After that, she was transferred to Puget Sound to compete with another famous steamboat, the Bailey Gatzert, which was owned by the Seattle Steam Navigation and Transportation Company. The Bailey was a stern-wheeler, and did better in the Sound than the sidewheeler Potter, which rolled from side to side in swells, raising first one paddle wheel then the other out of the water.

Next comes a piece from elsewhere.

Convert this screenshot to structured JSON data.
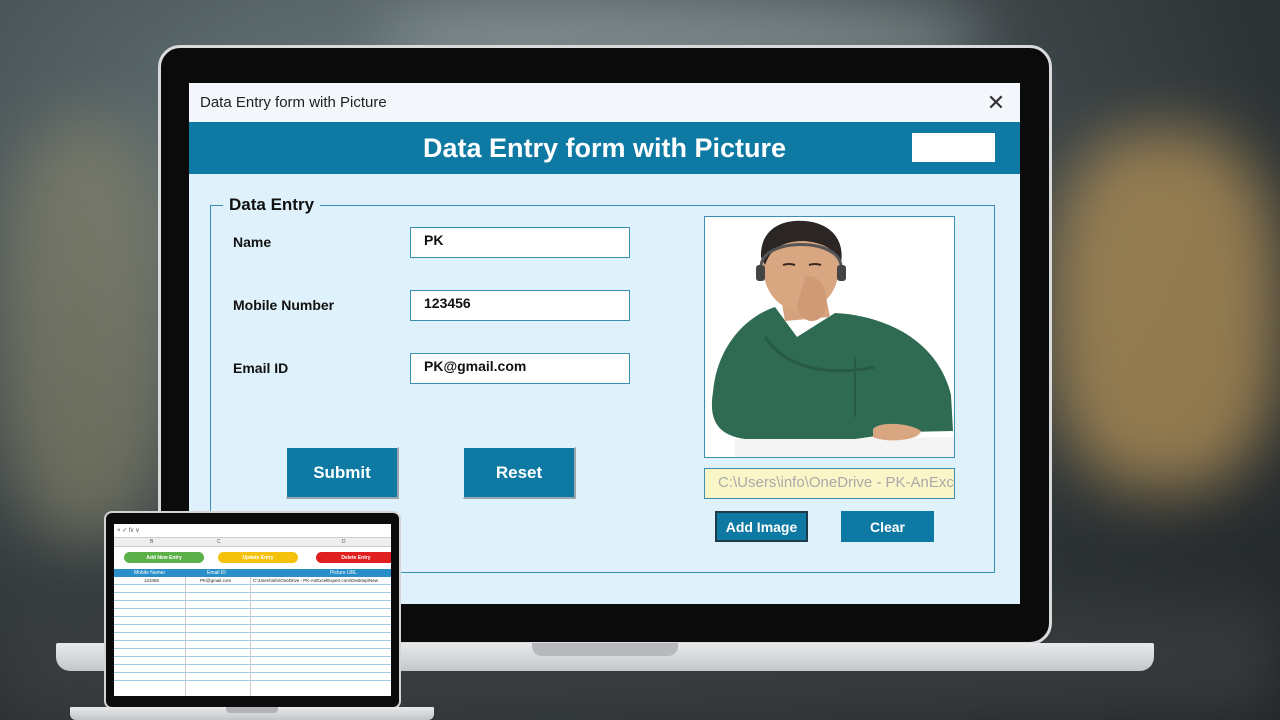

Even so, the T.J. Potter was one of the fastest steamboats on Puget Sound, and is reported in 1890 to have bested the famous sternwheeler Bailey Gatzert in a race. The Potter was also reported to have set a record time of 82 minutes on the run from Seattle to Tacoma. While operating out of Puget Sound, the Potter, along with many other local steamboats, helped fight the Great Seattle Fire of 1889:

The mighty T.J. Potter foamed up from Vancouver Island with a Canadian fire engine, the chief of the Victoria fire department, and 22 firemen. Fire was licking the docks so the Victoria fire company went to work where it landed.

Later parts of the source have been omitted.